–We recently told you there was a darn good change big cap indices would go topside and break out of a long trading range. First off, the patterns were there but more importantly, we expected Powell to lower rates. We laughed at a few people saying Powell would not lower rates. We shall see how we finish today (reversals are a possibility) but as of this second, major big cap indices are edging out. Remember, small and mid caps continue to under-perform as well as other areas like the Transports and many Financials. We are never thrilled with these divergences but so far, big cap indices are paying no mind.–

–A few facts to ponder.
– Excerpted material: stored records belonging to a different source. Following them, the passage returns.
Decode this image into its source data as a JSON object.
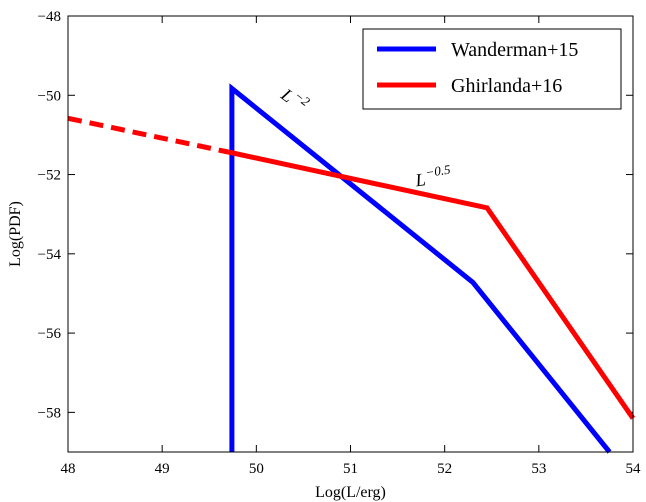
{
  "chart_data": {
    "type": "line",
    "xlabel": "Log(L/erg)",
    "ylabel": "Log(PDF)",
    "xlim": [
      48,
      54
    ],
    "ylim": [
      -59,
      -48
    ],
    "xticks": [
      48,
      49,
      50,
      51,
      52,
      53,
      54
    ],
    "yticks": [
      -48,
      -50,
      -52,
      -54,
      -56,
      -58
    ],
    "xtick_labels": [
      "48",
      "49",
      "50",
      "51",
      "52",
      "53",
      "54"
    ],
    "ytick_labels": [
      "−48",
      "−50",
      "−52",
      "−54",
      "−56",
      "−58"
    ],
    "grid": false,
    "legend_position": "top-right",
    "series": [
      {
        "name": "Wanderman+15",
        "color": "#0000ff",
        "style": "solid",
        "x": [
          49.74,
          49.74,
          52.3,
          53.75
        ],
        "y": [
          -59,
          -49.83,
          -54.72,
          -59
        ]
      },
      {
        "name": "Ghirlanda+16",
        "color": "#ff0000",
        "style": "solid",
        "x": [
          49.7,
          52.45,
          54.0
        ],
        "y": [
          -51.43,
          -52.84,
          -58.15
        ],
        "dashed_extension": {
          "x": [
            48.0,
            49.7
          ],
          "y": [
            -50.58,
            -51.43
          ]
        }
      }
    ],
    "annotations": [
      {
        "base": "L",
        "exponent": "−2",
        "x": 50.25,
        "y": -50.05,
        "rotation": 37
      },
      {
        "base": "L",
        "exponent": "−0.5",
        "x": 51.7,
        "y": -52.3,
        "rotation": -8
      }
    ]
  }
}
Sorry about the sarcasm.–

—We are told GDP is in the 3s, unemployment in the 3s, major indices at highs, the big guy says “we have the greatest economy ever” yet the head of our central bank is lowering rates at the end of July. A nominee for a central bank position wants rates at 0%.—

—All these moves continue to enable massive, and we mean massive amounts of debt across the world to the tune of $250 trillion with no end in sight. May we repeat…$250 trillion of debt…but don’t worry. Just in the U.S., $3 billion is added to our debt every day and $1.5 billion of our tax dollars goes towards interest…again, every day. But don’t worry, the people that created all this debt tell us this debt is manageable.—

—50 year Italian bonds were just oversubscribed by a multiple of 6…floating at 2.8% even though Italy has serious debt/budget problems. —-

—14 different junk bonds in Europe have negative yields. Lending money to less credit-worthy companies and paying them…TO LEND TO THEM. Deposit the money and you give them the toaster! Lend money knowing you will lose money!—

—-100 year bonds (the most risky because of duration) are soaring as yields continue to implode. Guess what happens to these ridiculously long bonds if rates go the other way to make up for all this debt. (You do realize the more debt there is, the higher the rate is supposed to be.)—-

—-But again…do not worry. Debt does not matter. All is well. They have a handle on things. There are no bubbles. Negative yielding junk bond debt is just fine. Remember, as long as markets act well, nothing matters.—

—We know…sarcasm…but that’s all we have watching our Mets play ball and watching our Knicks in free agency!—-


2 replies
  1. Avatar
    doug says:

    Gary, will the problem be too much credit and not enough dollars to pay off?
    If that’s the case wouldn’t the dollar ultimately be in demand when SHTF?

  2. Avatar
    Joel says:

    Lol @ Knicks and Mets.

    Gary you deserve so much more for your loyalty than they’ve EVER given you.